Fueron varios los que aplaudieron, en 2012, el momento en que celebró desde la banca del Athletic de Bilbao la expropiación que el gobierno de Cristina Fernández había impulsado para repatriar la empresa YPF. “No corresponde ni que usted la haga ni que yo la responda (la pregunta) pero celebro que mi país haya recuperado una fuente tan importante para su futuro” le dijo al periodista en dicha instancia.
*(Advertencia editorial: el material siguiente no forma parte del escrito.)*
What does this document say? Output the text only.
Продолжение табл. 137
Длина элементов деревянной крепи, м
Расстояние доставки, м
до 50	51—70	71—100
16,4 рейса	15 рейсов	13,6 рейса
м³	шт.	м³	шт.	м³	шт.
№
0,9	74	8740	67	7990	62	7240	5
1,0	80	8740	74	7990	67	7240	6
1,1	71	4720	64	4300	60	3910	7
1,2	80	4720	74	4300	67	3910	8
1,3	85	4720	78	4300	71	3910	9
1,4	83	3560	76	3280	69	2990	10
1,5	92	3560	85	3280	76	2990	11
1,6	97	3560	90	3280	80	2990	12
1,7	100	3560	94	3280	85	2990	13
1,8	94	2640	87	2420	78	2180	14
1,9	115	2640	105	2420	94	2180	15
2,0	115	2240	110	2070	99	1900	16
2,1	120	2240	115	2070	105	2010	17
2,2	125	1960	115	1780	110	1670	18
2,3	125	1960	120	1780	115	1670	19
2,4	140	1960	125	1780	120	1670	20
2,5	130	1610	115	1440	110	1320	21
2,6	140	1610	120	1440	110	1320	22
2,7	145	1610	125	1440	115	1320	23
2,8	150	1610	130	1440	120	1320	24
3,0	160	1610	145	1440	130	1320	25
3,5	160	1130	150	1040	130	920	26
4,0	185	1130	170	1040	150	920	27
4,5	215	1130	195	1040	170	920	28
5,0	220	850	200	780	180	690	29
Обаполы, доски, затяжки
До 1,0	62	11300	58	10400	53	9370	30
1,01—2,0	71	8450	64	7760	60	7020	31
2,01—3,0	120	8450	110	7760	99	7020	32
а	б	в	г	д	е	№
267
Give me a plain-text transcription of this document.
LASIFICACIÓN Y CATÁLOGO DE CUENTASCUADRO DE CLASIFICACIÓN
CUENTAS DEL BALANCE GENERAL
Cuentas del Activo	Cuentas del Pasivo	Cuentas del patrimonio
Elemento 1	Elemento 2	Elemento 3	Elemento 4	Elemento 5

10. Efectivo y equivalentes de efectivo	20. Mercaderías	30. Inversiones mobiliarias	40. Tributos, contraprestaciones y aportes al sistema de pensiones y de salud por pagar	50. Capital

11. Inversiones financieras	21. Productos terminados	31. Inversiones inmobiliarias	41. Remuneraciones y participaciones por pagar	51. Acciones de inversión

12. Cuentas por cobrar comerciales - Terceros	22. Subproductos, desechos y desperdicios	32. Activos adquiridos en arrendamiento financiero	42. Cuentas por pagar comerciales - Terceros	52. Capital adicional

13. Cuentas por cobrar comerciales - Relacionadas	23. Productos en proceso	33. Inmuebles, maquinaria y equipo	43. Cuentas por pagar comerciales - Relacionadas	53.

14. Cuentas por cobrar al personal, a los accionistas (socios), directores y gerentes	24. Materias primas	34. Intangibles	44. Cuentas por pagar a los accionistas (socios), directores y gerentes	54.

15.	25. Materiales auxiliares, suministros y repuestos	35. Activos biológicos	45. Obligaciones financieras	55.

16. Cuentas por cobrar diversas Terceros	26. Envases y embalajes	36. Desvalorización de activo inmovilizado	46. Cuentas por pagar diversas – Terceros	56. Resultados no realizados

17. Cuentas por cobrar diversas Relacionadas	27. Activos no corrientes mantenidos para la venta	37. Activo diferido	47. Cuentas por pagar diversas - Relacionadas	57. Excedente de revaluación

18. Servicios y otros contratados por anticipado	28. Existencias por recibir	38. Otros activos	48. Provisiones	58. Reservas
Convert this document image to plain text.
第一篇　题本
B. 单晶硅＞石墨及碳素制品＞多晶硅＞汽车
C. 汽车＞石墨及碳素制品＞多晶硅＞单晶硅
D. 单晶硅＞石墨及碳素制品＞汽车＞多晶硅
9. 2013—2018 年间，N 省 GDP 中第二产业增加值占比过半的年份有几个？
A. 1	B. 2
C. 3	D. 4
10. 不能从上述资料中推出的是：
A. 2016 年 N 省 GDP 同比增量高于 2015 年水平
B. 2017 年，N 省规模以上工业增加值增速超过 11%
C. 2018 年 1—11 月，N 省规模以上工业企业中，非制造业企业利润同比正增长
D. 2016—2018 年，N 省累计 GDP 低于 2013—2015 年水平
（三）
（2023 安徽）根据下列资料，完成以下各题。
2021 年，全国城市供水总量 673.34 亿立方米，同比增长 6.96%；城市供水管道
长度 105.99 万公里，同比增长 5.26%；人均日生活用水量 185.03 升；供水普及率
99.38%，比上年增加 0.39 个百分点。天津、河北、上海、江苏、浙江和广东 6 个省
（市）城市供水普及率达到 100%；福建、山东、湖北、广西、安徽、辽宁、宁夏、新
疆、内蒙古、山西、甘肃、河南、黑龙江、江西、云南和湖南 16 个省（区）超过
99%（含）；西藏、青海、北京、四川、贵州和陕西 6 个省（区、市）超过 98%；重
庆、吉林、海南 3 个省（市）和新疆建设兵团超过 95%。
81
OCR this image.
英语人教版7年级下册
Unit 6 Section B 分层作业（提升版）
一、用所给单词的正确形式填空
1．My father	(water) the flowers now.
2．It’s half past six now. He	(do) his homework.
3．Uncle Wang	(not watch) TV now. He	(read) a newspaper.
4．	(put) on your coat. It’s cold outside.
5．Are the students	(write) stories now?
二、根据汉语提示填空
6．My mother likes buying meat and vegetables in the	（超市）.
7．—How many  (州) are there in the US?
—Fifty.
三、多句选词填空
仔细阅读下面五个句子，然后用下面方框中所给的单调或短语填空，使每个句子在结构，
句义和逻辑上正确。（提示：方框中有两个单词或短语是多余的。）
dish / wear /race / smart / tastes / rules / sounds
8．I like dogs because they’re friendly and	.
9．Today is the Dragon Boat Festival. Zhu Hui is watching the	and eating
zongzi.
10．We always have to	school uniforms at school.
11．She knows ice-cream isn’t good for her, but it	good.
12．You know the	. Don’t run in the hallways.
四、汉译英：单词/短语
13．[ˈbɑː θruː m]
Hablamos de Bielsa como un teórico de fútbol. Un pensante. Uno de los pocos que le ha puesto filosofía al asunto. Sampaoli, en cambio, vendría siendo el new rich de los entrenadores bielsistas. Con un capital cultural menor, aplicó su modelo (casi) mejor que él, pero hay algo en lo que no le pudo seguir el trote: la consistencia.

Como me dijo con precisión un amigo, “Sampaoli es el perfecto Bielsa neoliberal”. Es decir, de todo lo que implica la corriente iniciada por el rosarino, el casildense toma la gran mayoría desechando el sustento ético que completa la tendencia.

¿Es el amateurismo lo que llevó a Jorge Sampaoli a, después de recibir un premio individual de 3,1 millones de dólares por ganar la Copa América, imponer como una obligación el que se le baje la cláusula de recesión de 6,3 millones de dólares que él mismo firmó hace un par de meses? ¿Es el mismo amateurismo con el que hace gárgaras lo que llevó a Sampaoli a crear una sociedad en un paraíso fiscal para recibir los pagos de la ANFP?

“Nunca imaginé que en tan poco tiempo se iba a destruir la imagen de un ídolo que tanto le dio al fútbol chileno”, acaba de declarar Sampaoli. Mejor será responderle con palabras de su propio mentor:
“El éxito es deformante”, dijo Bielsa en 2002. “Relaja, engaña, nos vuelve peor, nos ayuda a enamorarnos excesivamente de nosotros mismos. El fracaso es todo lo contrario; es formativo, nos vuelve sólidos, nos acerca a las convicciones, nos vuelve coherentes”, agregó. Qué acotación más certera para describir el momento que vive nuestro seleccionador nacional que, nublado por las bocanadas de éxito que provee su implacable campaña, no hace más que prostituir sus convicciones por preseas y bolsas de billetes. Es que el trasandino ha mostrado evidencias del pragmatismo y el exitismo propios de su persona que, a la hora de conseguir la gloria, no vacila en transar su doctrina. Peor si de pasada lo hace auto adjudicándose el mote de ídolo.

Bielsa se fue de Chile con la cabeza en alto, sincerando su postura –sin esgrimir excusas baratas (repudio al “No quiero trabajar ni vivir en Chile pero soy un rehén” de Sampaoli)- y actuando acorde a sus principios. Es por eso que su legado siempre va a ser objeto de reconocimiento infinito por parte de los que pensamos que su escuela tiene más valor que una copa. A Sampaoli lo recordaremos por la Copa América, por la descollante campaña con la U, por haber sido nominado como el mejor técnico del año por la FIFA y por haber hecho jugar a la selección como nunca antes. Lo recordaremos como uno de los mejores entrenadores que ha pisado el país, pero más que cualquier otra cosa, lo recordaremos como el discípulo incompleto del gran Marcelo Bielsa.